Chief Black Kettle appealed for peace, pleading, “We want to take good tidings home to our people, that they may sleep in peace.” Chivington dismissed the plea, declaring he was not authorized to negotiate and instead plotted a massacre.
He ordered his men: “Damn any man who sympathizes with Indians—kill and scalp all, big and little; nits make lice.” A civilian named John Smith, whose son perished in the camp, later described the horror: bodies cut to pieces, scalped, children slain, unborn babies ripped from wombs.

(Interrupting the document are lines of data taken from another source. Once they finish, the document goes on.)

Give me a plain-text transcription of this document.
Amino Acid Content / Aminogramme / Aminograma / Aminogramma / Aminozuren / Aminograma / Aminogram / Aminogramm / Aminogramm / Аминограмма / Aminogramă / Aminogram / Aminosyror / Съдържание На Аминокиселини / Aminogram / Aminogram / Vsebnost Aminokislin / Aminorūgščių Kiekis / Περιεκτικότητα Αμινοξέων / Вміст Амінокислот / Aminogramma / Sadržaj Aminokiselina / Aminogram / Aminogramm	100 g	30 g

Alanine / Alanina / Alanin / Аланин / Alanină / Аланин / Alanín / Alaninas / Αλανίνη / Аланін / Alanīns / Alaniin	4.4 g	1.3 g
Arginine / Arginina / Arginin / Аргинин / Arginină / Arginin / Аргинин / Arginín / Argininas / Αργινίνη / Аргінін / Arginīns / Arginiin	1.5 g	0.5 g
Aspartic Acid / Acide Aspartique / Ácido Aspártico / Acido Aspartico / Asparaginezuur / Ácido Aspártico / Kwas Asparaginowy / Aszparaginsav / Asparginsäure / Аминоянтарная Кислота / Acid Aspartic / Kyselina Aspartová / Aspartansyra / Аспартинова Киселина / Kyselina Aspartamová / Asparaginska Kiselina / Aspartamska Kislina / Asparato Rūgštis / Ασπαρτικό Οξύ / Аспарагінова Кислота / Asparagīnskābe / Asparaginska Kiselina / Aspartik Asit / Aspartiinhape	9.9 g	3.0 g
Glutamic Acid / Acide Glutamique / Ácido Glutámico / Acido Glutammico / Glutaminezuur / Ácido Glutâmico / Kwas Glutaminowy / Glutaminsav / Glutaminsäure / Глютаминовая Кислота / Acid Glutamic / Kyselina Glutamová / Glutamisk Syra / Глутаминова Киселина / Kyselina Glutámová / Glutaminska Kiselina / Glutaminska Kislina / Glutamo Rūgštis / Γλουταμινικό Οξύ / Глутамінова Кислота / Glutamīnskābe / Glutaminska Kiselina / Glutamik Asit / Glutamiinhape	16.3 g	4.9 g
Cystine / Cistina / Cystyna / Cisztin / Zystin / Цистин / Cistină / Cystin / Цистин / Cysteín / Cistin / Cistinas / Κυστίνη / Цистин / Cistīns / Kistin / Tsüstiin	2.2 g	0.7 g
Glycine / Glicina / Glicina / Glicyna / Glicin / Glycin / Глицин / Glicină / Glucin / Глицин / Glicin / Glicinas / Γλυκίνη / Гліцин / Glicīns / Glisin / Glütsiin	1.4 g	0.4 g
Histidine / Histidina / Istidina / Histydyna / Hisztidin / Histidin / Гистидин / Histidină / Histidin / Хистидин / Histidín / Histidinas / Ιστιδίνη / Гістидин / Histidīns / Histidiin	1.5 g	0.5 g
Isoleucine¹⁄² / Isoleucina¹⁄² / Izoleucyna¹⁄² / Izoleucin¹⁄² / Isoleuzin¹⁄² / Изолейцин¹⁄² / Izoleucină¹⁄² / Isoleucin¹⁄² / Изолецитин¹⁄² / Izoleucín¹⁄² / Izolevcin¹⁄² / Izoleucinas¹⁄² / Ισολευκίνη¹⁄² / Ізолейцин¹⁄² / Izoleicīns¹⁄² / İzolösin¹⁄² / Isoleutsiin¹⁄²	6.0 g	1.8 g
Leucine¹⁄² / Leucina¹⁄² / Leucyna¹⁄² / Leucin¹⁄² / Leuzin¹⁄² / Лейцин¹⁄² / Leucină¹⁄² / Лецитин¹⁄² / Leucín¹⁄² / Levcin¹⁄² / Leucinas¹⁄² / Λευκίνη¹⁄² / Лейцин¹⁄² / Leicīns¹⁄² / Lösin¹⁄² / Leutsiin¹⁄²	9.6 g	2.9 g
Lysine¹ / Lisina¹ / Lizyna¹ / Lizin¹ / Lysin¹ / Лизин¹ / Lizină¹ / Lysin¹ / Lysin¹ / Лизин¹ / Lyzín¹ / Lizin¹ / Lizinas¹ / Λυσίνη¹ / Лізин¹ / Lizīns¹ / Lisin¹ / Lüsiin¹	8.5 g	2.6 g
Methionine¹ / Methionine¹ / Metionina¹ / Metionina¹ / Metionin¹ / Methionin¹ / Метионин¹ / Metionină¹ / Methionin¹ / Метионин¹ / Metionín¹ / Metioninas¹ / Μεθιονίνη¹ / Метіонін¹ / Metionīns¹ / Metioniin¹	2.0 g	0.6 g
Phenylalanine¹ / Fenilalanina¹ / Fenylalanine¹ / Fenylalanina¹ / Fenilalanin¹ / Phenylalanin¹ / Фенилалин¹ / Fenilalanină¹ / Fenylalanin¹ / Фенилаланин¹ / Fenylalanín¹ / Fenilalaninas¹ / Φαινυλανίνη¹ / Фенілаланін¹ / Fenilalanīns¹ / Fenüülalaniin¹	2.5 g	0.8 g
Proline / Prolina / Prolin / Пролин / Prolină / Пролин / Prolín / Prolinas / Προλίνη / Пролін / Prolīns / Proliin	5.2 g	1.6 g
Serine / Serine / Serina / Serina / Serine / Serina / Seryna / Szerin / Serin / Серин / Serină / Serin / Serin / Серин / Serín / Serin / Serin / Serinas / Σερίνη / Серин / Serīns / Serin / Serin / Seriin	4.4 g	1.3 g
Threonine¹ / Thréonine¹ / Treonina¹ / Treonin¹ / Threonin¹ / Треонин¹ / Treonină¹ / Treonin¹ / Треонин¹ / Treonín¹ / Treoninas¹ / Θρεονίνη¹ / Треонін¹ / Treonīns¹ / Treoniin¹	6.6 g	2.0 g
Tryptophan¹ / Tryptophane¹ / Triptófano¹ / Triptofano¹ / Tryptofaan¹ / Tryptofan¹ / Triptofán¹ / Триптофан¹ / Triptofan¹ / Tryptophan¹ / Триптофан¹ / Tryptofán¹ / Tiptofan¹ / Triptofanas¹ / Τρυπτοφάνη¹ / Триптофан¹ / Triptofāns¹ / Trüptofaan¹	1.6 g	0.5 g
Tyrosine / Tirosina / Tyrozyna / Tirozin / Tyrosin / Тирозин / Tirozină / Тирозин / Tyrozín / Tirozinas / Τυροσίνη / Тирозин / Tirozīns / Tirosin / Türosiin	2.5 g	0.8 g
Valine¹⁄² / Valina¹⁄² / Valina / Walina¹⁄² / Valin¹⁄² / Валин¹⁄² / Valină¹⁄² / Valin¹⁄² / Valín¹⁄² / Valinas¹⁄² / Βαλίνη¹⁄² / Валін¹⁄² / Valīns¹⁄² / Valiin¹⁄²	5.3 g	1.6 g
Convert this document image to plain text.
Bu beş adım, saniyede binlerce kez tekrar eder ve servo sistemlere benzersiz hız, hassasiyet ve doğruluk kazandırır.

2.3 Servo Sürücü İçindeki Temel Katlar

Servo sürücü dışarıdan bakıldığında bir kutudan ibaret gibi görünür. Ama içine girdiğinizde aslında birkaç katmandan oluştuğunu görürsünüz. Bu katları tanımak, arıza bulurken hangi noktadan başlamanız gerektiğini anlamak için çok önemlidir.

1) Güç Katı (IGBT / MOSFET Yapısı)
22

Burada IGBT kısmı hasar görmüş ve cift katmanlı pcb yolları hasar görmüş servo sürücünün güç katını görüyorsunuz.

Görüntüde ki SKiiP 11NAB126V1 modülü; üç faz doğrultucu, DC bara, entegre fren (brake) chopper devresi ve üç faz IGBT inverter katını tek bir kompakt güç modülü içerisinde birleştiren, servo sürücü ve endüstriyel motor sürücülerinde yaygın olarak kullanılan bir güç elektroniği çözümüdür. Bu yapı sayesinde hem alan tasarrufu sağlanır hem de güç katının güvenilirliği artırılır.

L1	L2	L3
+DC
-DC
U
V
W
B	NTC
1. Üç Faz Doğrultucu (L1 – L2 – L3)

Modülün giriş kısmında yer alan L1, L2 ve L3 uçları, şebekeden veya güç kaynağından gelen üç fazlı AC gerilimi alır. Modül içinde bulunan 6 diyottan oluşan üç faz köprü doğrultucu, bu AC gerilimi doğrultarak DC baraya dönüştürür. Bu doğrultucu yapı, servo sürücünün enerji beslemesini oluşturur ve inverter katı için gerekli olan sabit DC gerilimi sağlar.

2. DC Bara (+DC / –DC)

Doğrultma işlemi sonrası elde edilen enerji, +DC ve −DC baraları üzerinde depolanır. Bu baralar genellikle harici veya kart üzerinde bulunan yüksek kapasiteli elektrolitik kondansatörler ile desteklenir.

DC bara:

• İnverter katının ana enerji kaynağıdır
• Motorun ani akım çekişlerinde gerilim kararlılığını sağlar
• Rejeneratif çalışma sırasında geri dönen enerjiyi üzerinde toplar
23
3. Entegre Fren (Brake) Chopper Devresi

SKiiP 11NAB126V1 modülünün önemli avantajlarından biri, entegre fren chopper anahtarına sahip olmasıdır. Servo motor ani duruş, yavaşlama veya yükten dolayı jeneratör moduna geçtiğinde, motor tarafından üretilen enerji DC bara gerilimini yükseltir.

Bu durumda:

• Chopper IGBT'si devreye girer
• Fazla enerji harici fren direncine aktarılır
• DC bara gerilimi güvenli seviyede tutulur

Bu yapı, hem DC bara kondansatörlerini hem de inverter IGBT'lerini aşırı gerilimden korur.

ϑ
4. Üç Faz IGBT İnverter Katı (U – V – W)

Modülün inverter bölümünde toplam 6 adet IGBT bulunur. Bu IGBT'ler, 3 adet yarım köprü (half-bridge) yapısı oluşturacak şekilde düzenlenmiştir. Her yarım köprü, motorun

The most grotesque victim was a man called White Antelope, whose scalp was taken, his nose and ears severed, and his testicles fashioned into a tobacco pouch for the soldiers—a grisly keepsake from the slaughter.
1 The Glanton Gang Scalped Mexicans For Cash

During the Mexican‑American War, Texas Ranger John Joel Glanton was hired to collect Apache scalps for the U.S. Army.
Initially profitable, Glanton soon exhausted the Apache supply. The army turned a blind eye to provenance, prompting him to begin killing Mexican civilians and passing their heads off as Apache scalps.
His bloodlust escalated into outright serial killing; Glanton and his gang hijacked a river ferry from the Yuma, luring passengers onto the water, then massacring them—whether Mexican or American—and looting the dead.
The Chihuahua government placed a bounty on his head, but it was the Yuma tribe who finally exacted vengeance, sneaking into his camp at night, slaying his men, and cutting Glanton’s throat while he slept.